Professional educationScopo centrale di questa logica è formare i giovani ai fini del loro inserimento in una comunità professionale, e per sviluppare le attività economiche di quest’ultima. Al centro sta quindi un’idea di “professione”, o “mestiere”, il cui contenuto è negoziato tra gli attori, in primis i datori di lavoro, gli stessi lavoratori, e le loro rappresentanze. Sono programmi che vedono un limitato intervento statale e che hanno come riferimento una comunità occupazionale e i relativi standard in termini di competenze. È il modello “tedesco” proprio del sistema duale, con l’esclusione dell’Austria.

Corporate training. Scopo di questa logica è formare i giovani alle competenze effettivamente richieste dalle aziende. È la singola impresa, in questi casi, a definire il contenuto della formazione. Le competenze ottenute sono quindi difficilmente trasferibili da un contesto lavorativo all’altro, perché altamente specifiche. Molti apprendisti hanno più di 25 anni, e a volte sono già dipendenti delle aziende: è un modello diffuso in USA e in altri Paesi extra-europei, ma che presenta anche assonanze con il sistema inglese e scozzese.

School or university education. Lo scopo in questo caso è la piena maturazione del cittadino attraverso la frequenza di un percorso scolastico o universitario. Il contenuto della formazione è solitamente definito da un ente pubblico. Sono scarsi i rimandi ad una “comunità occupazionale”. Lo Stato finanzia la realizzazione dei percorsi. In questa logica grande spazio è ricoperto dalla formazione school-based, il ruolo delle parti sociali è invece marginale. È il caso della Francia, ma anche dell’apprendistato “duale” italiano.

Public training schemes. L’apprendistato come “politica attiva” ha come scopo quello di aiutare i disoccupati o altri soggetti svantaggiati a migliorare le proprie competenze professionali e quindi potenziare la propria occupabilità. Il contenuto della formazione è definito da servizi pubblici per la formazione e l’impiego. Questi apprendistati sono finanziati dagli stessi contribuenti con le tasse sulla previdenza sociale. Sono quindi percorsi per i disoccupati o per i soggetti emarginati e svantaggiati, come le minoranze. A questa categoria appartiene (nella classificazione proposta) l’apprendistato professionalizzante italiano.

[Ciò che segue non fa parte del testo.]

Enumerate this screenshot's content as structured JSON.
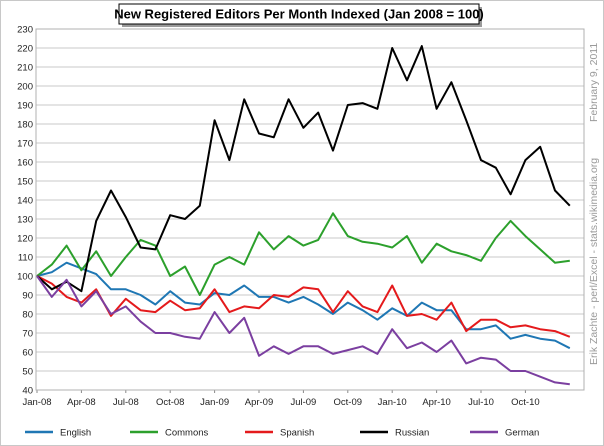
{
  "chart_data": {
    "type": "line",
    "title": "New Registered Editors Per Month Indexed  (Jan 2008 = 100)",
    "ylim": [
      40,
      230
    ],
    "yticks": [
      40,
      50,
      60,
      70,
      80,
      90,
      100,
      110,
      120,
      130,
      140,
      150,
      160,
      170,
      180,
      190,
      200,
      210,
      220,
      230
    ],
    "x_tick_labels": [
      "Jan-08",
      "Apr-08",
      "Jul-08",
      "Oct-08",
      "Jan-09",
      "Apr-09",
      "Jul-09",
      "Oct-09",
      "Jan-10",
      "Apr-10",
      "Jul-10",
      "Oct-10"
    ],
    "x_tick_index_step": 3,
    "categories": [
      "Jan-08",
      "Feb-08",
      "Mar-08",
      "Apr-08",
      "May-08",
      "Jun-08",
      "Jul-08",
      "Aug-08",
      "Sep-08",
      "Oct-08",
      "Nov-08",
      "Dec-08",
      "Jan-09",
      "Feb-09",
      "Mar-09",
      "Apr-09",
      "May-09",
      "Jun-09",
      "Jul-09",
      "Aug-09",
      "Sep-09",
      "Oct-09",
      "Nov-09",
      "Dec-09",
      "Jan-10",
      "Feb-10",
      "Mar-10",
      "Apr-10",
      "May-10",
      "Jun-10",
      "Jul-10",
      "Aug-10",
      "Sep-10",
      "Oct-10",
      "Nov-10",
      "Dec-10",
      "Jan-11"
    ],
    "series": [
      {
        "name": "English",
        "color": "#1f77b4",
        "values": [
          100,
          102,
          107,
          104,
          101,
          93,
          93,
          90,
          85,
          92,
          86,
          85,
          91,
          90,
          95,
          89,
          89,
          86,
          89,
          85,
          80,
          86,
          82,
          77,
          83,
          79,
          86,
          82,
          82,
          72,
          72,
          74,
          67,
          69,
          67,
          66,
          62
        ]
      },
      {
        "name": "Commons",
        "color": "#2ca02c",
        "values": [
          100,
          106,
          116,
          103,
          113,
          100,
          110,
          119,
          116,
          100,
          105,
          90,
          106,
          110,
          106,
          123,
          114,
          121,
          116,
          119,
          133,
          121,
          118,
          117,
          115,
          121,
          107,
          117,
          113,
          111,
          108,
          120,
          129,
          121,
          114,
          107,
          108
        ]
      },
      {
        "name": "Spanish",
        "color": "#e41a1c",
        "values": [
          100,
          96,
          89,
          86,
          93,
          79,
          88,
          82,
          81,
          87,
          82,
          83,
          93,
          81,
          84,
          83,
          90,
          89,
          94,
          93,
          81,
          92,
          84,
          81,
          95,
          79,
          80,
          77,
          86,
          71,
          77,
          77,
          73,
          74,
          72,
          71,
          68
        ]
      },
      {
        "name": "Russian",
        "color": "#000000",
        "values": [
          100,
          93,
          97,
          92,
          129,
          145,
          131,
          115,
          114,
          132,
          130,
          137,
          182,
          161,
          193,
          175,
          173,
          193,
          178,
          186,
          166,
          190,
          191,
          188,
          220,
          203,
          221,
          188,
          202,
          182,
          161,
          157,
          143,
          161,
          168,
          145,
          137
        ]
      },
      {
        "name": "German",
        "color": "#7b3fa0",
        "values": [
          100,
          89,
          98,
          84,
          92,
          80,
          84,
          76,
          70,
          70,
          68,
          67,
          81,
          70,
          78,
          58,
          63,
          59,
          63,
          63,
          59,
          61,
          63,
          59,
          72,
          62,
          65,
          60,
          66,
          54,
          57,
          56,
          50,
          50,
          47,
          44,
          43
        ]
      }
    ],
    "side_annotation_1": "Erik Zachte - perl/Excel - stats.wikimedia.org",
    "side_annotation_2": "February 9, 2011"
  }
}
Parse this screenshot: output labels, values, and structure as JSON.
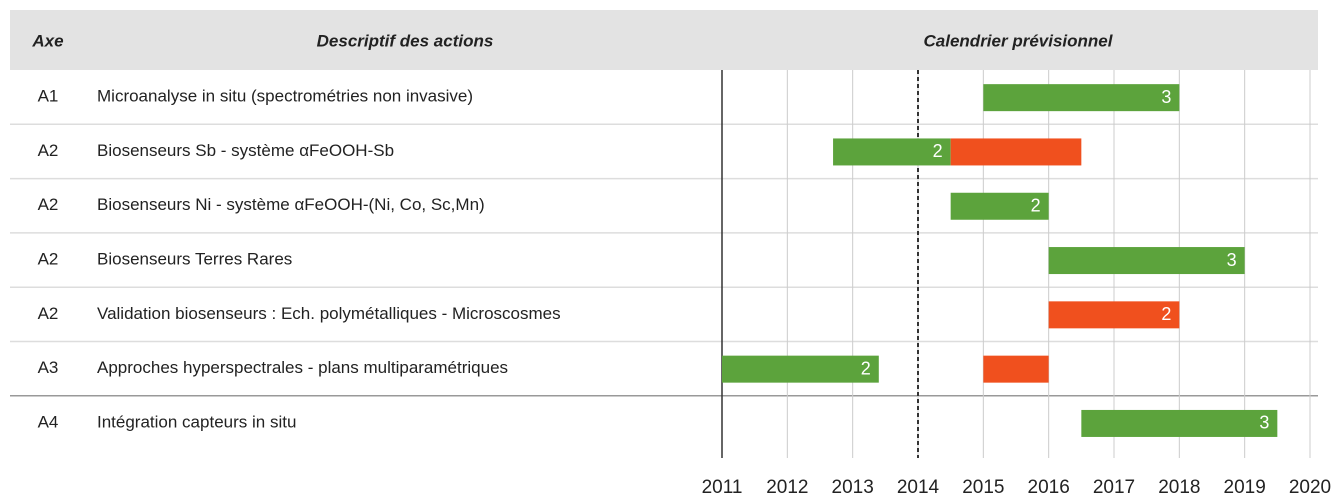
{
  "chart_data": {
    "type": "gantt",
    "headers": [
      "Axe",
      "Descriptif des actions",
      "Calendrier prévisionnel"
    ],
    "rows": [
      {
        "axe": "A1",
        "label": "Microanalyse in situ (spectrométries non invasive)",
        "bars": [
          {
            "start": 2015,
            "end": 2018,
            "color": "#5ca33c",
            "label": 3
          }
        ]
      },
      {
        "axe": "A2",
        "label": "Biosenseurs Sb - système αFeOOH-Sb",
        "bars": [
          {
            "start": 2012.7,
            "end": 2014.5,
            "color": "#5ca33c",
            "label": 2
          },
          {
            "start": 2014.5,
            "end": 2016.5,
            "color": "#f0501e"
          }
        ]
      },
      {
        "axe": "A2",
        "label": "Biosenseurs Ni - système αFeOOH-(Ni, Co, Sc,Mn)",
        "bars": [
          {
            "start": 2014.5,
            "end": 2016,
            "color": "#5ca33c",
            "label": 2
          }
        ]
      },
      {
        "axe": "A2",
        "label": "Biosenseurs Terres Rares",
        "bars": [
          {
            "start": 2016,
            "end": 2019,
            "color": "#5ca33c",
            "label": 3
          }
        ]
      },
      {
        "axe": "A2",
        "label": "Validation biosenseurs  : Ech. polymétalliques - Microscosmes",
        "bars": [
          {
            "start": 2016,
            "end": 2018,
            "color": "#f0501e",
            "label": 2
          }
        ]
      },
      {
        "axe": "A3",
        "label": "Approches hyperspectrales - plans multiparamétriques",
        "bars": [
          {
            "start": 2011,
            "end": 2013.4,
            "color": "#5ca33c",
            "label": 2
          },
          {
            "start": 2015,
            "end": 2016,
            "color": "#f0501e"
          }
        ]
      },
      {
        "axe": "A4",
        "label": "Intégration capteurs in situ",
        "bars": [
          {
            "start": 2016.5,
            "end": 2019.5,
            "color": "#5ca33c",
            "label": 3
          }
        ]
      }
    ],
    "xlim": [
      2011,
      2020
    ],
    "xticks": [
      2011,
      2012,
      2013,
      2014,
      2015,
      2016,
      2017,
      2018,
      2019,
      2020
    ],
    "reference_line": 2014,
    "grid": true
  }
}
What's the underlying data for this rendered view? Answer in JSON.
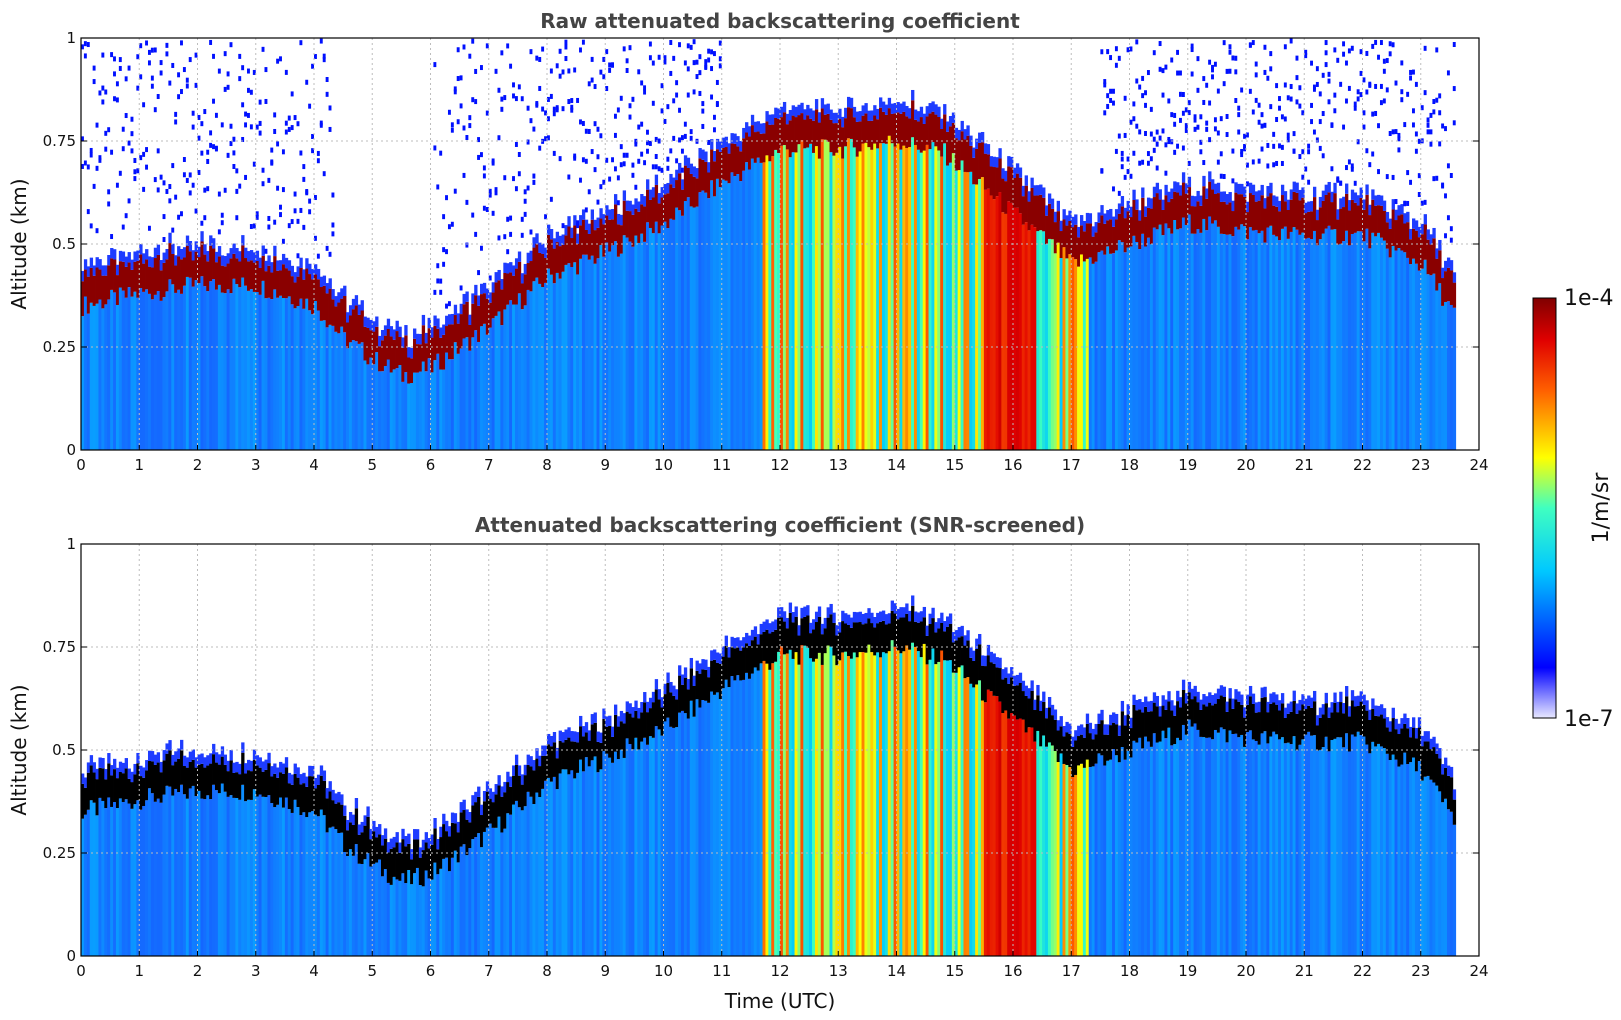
{
  "chart_data": [
    {
      "type": "heatmap",
      "title": "Raw attenuated backscattering coefficient",
      "xlabel": "",
      "ylabel": "Altitude (km)",
      "xlim": [
        0,
        24
      ],
      "ylim": [
        0,
        1
      ],
      "xticks": [
        "0",
        "1",
        "2",
        "3",
        "4",
        "5",
        "6",
        "7",
        "8",
        "9",
        "10",
        "11",
        "12",
        "13",
        "14",
        "15",
        "16",
        "17",
        "18",
        "19",
        "20",
        "21",
        "22",
        "23",
        "24"
      ],
      "yticks": [
        {
          "value": 0,
          "label": "0"
        },
        {
          "value": 0.25,
          "label": "0.25"
        },
        {
          "value": 0.5,
          "label": "0.5"
        },
        {
          "value": 0.75,
          "label": "0.75"
        },
        {
          "value": 1,
          "label": "1"
        }
      ],
      "grid": true,
      "screened": false,
      "data_end_hour": 23.6,
      "boundary_layer_top_km": [
        {
          "t": 0,
          "z": 0.35
        },
        {
          "t": 1,
          "z": 0.38
        },
        {
          "t": 2,
          "z": 0.4
        },
        {
          "t": 3,
          "z": 0.4
        },
        {
          "t": 4,
          "z": 0.35
        },
        {
          "t": 4.5,
          "z": 0.27
        },
        {
          "t": 5,
          "z": 0.22
        },
        {
          "t": 5.5,
          "z": 0.18
        },
        {
          "t": 6,
          "z": 0.2
        },
        {
          "t": 7,
          "z": 0.3
        },
        {
          "t": 8,
          "z": 0.42
        },
        {
          "t": 9,
          "z": 0.48
        },
        {
          "t": 10,
          "z": 0.55
        },
        {
          "t": 11,
          "z": 0.65
        },
        {
          "t": 12,
          "z": 0.73
        },
        {
          "t": 13,
          "z": 0.73
        },
        {
          "t": 14,
          "z": 0.75
        },
        {
          "t": 14.8,
          "z": 0.72
        },
        {
          "t": 17,
          "z": 0.45
        },
        {
          "t": 18,
          "z": 0.5
        },
        {
          "t": 19,
          "z": 0.55
        },
        {
          "t": 20,
          "z": 0.53
        },
        {
          "t": 21,
          "z": 0.52
        },
        {
          "t": 22,
          "z": 0.52
        },
        {
          "t": 23,
          "z": 0.45
        },
        {
          "t": 23.6,
          "z": 0.32
        }
      ]
    },
    {
      "type": "heatmap",
      "title": "Attenuated backscattering coefficient (SNR-screened)",
      "xlabel": "Time (UTC)",
      "ylabel": "Altitude (km)",
      "xlim": [
        0,
        24
      ],
      "ylim": [
        0,
        1
      ],
      "xticks": [
        "0",
        "1",
        "2",
        "3",
        "4",
        "5",
        "6",
        "7",
        "8",
        "9",
        "10",
        "11",
        "12",
        "13",
        "14",
        "15",
        "16",
        "17",
        "18",
        "19",
        "20",
        "21",
        "22",
        "23",
        "24"
      ],
      "yticks": [
        {
          "value": 0,
          "label": "0"
        },
        {
          "value": 0.25,
          "label": "0.25"
        },
        {
          "value": 0.5,
          "label": "0.5"
        },
        {
          "value": 0.75,
          "label": "0.75"
        },
        {
          "value": 1,
          "label": "1"
        }
      ],
      "grid": true,
      "screened": true,
      "data_end_hour": 23.6
    }
  ],
  "colorbar": {
    "label": "1/m/sr",
    "max_label": "1e-4",
    "min_label": "1e-7",
    "colormap": "jet"
  }
}
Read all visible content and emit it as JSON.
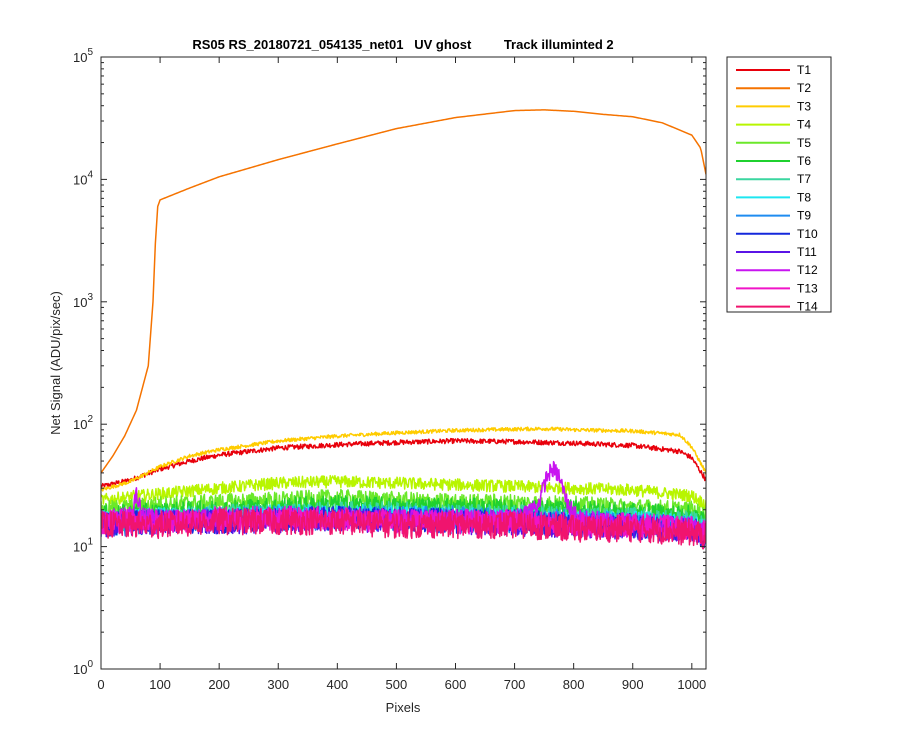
{
  "chart_data": {
    "type": "line",
    "title": "RS05 RS_20180721_054135_net01   UV ghost         Track illuminted 2",
    "xlabel": "Pixels",
    "ylabel": "Net Signal (ADU/pix/sec)",
    "xlim": [
      0,
      1024
    ],
    "ylim": [
      1,
      100000
    ],
    "yscale": "log",
    "grid": false,
    "legend_position": "outside-right",
    "x_ticks": [
      "0",
      "100",
      "200",
      "300",
      "400",
      "500",
      "600",
      "700",
      "800",
      "900",
      "1000"
    ],
    "y_ticks": [
      {
        "base": "10",
        "exp": "0"
      },
      {
        "base": "10",
        "exp": "1"
      },
      {
        "base": "10",
        "exp": "2"
      },
      {
        "base": "10",
        "exp": "3"
      },
      {
        "base": "10",
        "exp": "4"
      },
      {
        "base": "10",
        "exp": "5"
      }
    ],
    "series": [
      {
        "name": "T1",
        "color": "#e8000b",
        "x": [
          0,
          50,
          100,
          150,
          200,
          300,
          400,
          500,
          600,
          700,
          800,
          900,
          980,
          1000,
          1024
        ],
        "y": [
          31,
          35,
          43,
          50,
          56,
          64,
          68,
          71,
          73,
          72,
          70,
          67,
          60,
          53,
          35
        ],
        "noise": 0.02
      },
      {
        "name": "T2",
        "color": "#f57300",
        "x": [
          0,
          20,
          40,
          60,
          80,
          88,
          92,
          96,
          100,
          150,
          200,
          300,
          400,
          500,
          600,
          700,
          750,
          800,
          850,
          900,
          950,
          1000,
          1015,
          1024
        ],
        "y": [
          40,
          55,
          80,
          130,
          300,
          1000,
          3000,
          6000,
          6800,
          8500,
          10500,
          14500,
          19500,
          26000,
          32000,
          36500,
          37000,
          36000,
          34000,
          32500,
          29000,
          23000,
          18000,
          11000
        ],
        "noise": 0
      },
      {
        "name": "T3",
        "color": "#ffcc00",
        "x": [
          0,
          50,
          100,
          150,
          200,
          300,
          400,
          500,
          600,
          700,
          750,
          800,
          900,
          980,
          1000,
          1024
        ],
        "y": [
          29,
          34,
          45,
          55,
          62,
          73,
          80,
          85,
          89,
          91,
          92,
          90,
          88,
          82,
          65,
          40
        ],
        "noise": 0.015
      },
      {
        "name": "T4",
        "color": "#b8f500",
        "x": [
          0,
          100,
          200,
          300,
          400,
          500,
          600,
          700,
          800,
          900,
          1000,
          1024
        ],
        "y": [
          24,
          27,
          30,
          33,
          34,
          33,
          32,
          31,
          30,
          29,
          26,
          22
        ],
        "noise": 0.05
      },
      {
        "name": "T5",
        "color": "#6be82a",
        "x": [
          0,
          100,
          200,
          300,
          400,
          500,
          600,
          700,
          800,
          900,
          1000,
          1024
        ],
        "y": [
          20,
          22,
          23,
          24,
          25,
          24,
          23,
          23,
          22,
          21,
          20,
          18
        ],
        "noise": 0.07
      },
      {
        "name": "T6",
        "color": "#1fd12f",
        "x": [
          0,
          100,
          200,
          300,
          400,
          500,
          600,
          700,
          800,
          900,
          1000,
          1024
        ],
        "y": [
          18,
          19,
          20,
          21,
          22,
          21,
          21,
          20,
          20,
          19,
          18,
          16
        ],
        "noise": 0.08
      },
      {
        "name": "T7",
        "color": "#3ad6a0",
        "x": [
          0,
          100,
          200,
          300,
          400,
          500,
          600,
          700,
          800,
          900,
          1000,
          1024
        ],
        "y": [
          16,
          17,
          18,
          18,
          19,
          19,
          18,
          18,
          17,
          17,
          16,
          14
        ],
        "noise": 0.09
      },
      {
        "name": "T8",
        "color": "#1ee6f0",
        "x": [
          0,
          100,
          200,
          300,
          400,
          500,
          600,
          700,
          800,
          900,
          1000,
          1024
        ],
        "y": [
          16,
          17,
          17,
          18,
          18,
          18,
          17,
          17,
          16,
          16,
          15,
          13
        ],
        "noise": 0.09
      },
      {
        "name": "T9",
        "color": "#1f8cf0",
        "x": [
          0,
          100,
          200,
          300,
          400,
          500,
          600,
          700,
          800,
          900,
          1000,
          1024
        ],
        "y": [
          15,
          16,
          17,
          17,
          17,
          17,
          17,
          16,
          16,
          15,
          14,
          12
        ],
        "noise": 0.1
      },
      {
        "name": "T10",
        "color": "#1428dc",
        "x": [
          0,
          100,
          200,
          300,
          400,
          500,
          600,
          700,
          800,
          900,
          1000,
          1024
        ],
        "y": [
          15,
          16,
          16,
          17,
          17,
          17,
          16,
          16,
          15,
          15,
          14,
          12
        ],
        "noise": 0.1
      },
      {
        "name": "T11",
        "color": "#5a14e6",
        "x": [
          0,
          100,
          200,
          300,
          400,
          500,
          600,
          700,
          800,
          900,
          1000,
          1024
        ],
        "y": [
          15,
          16,
          16,
          16,
          17,
          16,
          16,
          15,
          15,
          14,
          14,
          12
        ],
        "noise": 0.1
      },
      {
        "name": "T12",
        "color": "#c814f0",
        "x": [
          0,
          50,
          60,
          70,
          100,
          200,
          300,
          400,
          500,
          600,
          700,
          740,
          755,
          765,
          775,
          790,
          810,
          900,
          1000,
          1024
        ],
        "y": [
          17,
          18,
          26,
          18,
          17,
          17,
          17,
          17,
          17,
          17,
          17,
          22,
          38,
          43,
          38,
          22,
          17,
          16,
          15,
          13
        ],
        "noise": 0.07
      },
      {
        "name": "T13",
        "color": "#f014c8",
        "x": [
          0,
          100,
          200,
          300,
          400,
          500,
          600,
          700,
          800,
          900,
          1000,
          1024
        ],
        "y": [
          16,
          16,
          17,
          17,
          17,
          16,
          16,
          16,
          15,
          15,
          14,
          13
        ],
        "noise": 0.1
      },
      {
        "name": "T14",
        "color": "#f0146e",
        "x": [
          0,
          100,
          200,
          300,
          400,
          500,
          600,
          700,
          800,
          900,
          1000,
          1024
        ],
        "y": [
          15,
          15,
          16,
          16,
          16,
          15,
          15,
          15,
          14,
          14,
          13,
          12
        ],
        "noise": 0.11
      }
    ]
  }
}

In conclusione, gli autori sottolineano come, dal loro punto di vista, vi sia in Europa una tendenza diffusa verso lo sviluppo e l’affermazione della logica “School or university education”. L’apprendistato, a partire dalla comparazione svolta, sembra cioè evolversi nella direzione di “ridursi” a modalità con cui possono essere realizzati i percorsi di apprendimento duale, al termine del quale è incoraggiato il proseguo degli studi a livello terziario. Ciò che forse manca, in questa analisi come in quelle ricordate, è un’idea di rappresentanza non appiattita al contesto industriale. Se infatti è condivisibile l’osservazione di chi denuncia il declino di un apprendistato finalizzato a formare “lavoratori qualificati” tramite lunghi percorsi completamente svolti sul luogo di lavoro – critica già avanzata da Adam Smith nel 1776 –, non altrettanto pacifica è l’osservazione che a questa dimensione è possibile ridurre il legame tra apprendistato e rappresentanza.

Quelle che vengono definite, anche dagli autori, “comunità occupazionali” sono in declino se si ragiona ancora in termini di “classe” o secondo le categorie ereditate dal secolo scorso: se invece si guarda a quegli studi che, anche recentemente, hanno evidenziato l’evolversi della rappresentanza verso una logica professionale mirante a promuovere la tutela dei lavoratori a partire dalla riconoscibilità delle loro competenze e dei loro titoli e qualifiche, allora si potrebbe anche ripensare il ruolo che, in questo orizzonte, può ricoprire l’apprendistato, integrando quindi – riprendendo la classificazione presentata – la prospettiva educativa e formativa con quella professionale. E questa integrazione, questa capacità cioè di far dialogare sistemi formativi – a tutti i livelli – e mondo del lavoro, con la costruzione di veri e propri profili “ibridi” connessi a chiari standard formativi e professionali, sembra essere un compito – e una sfida – che la stessa rappresentanza è chiamata a raccogliere.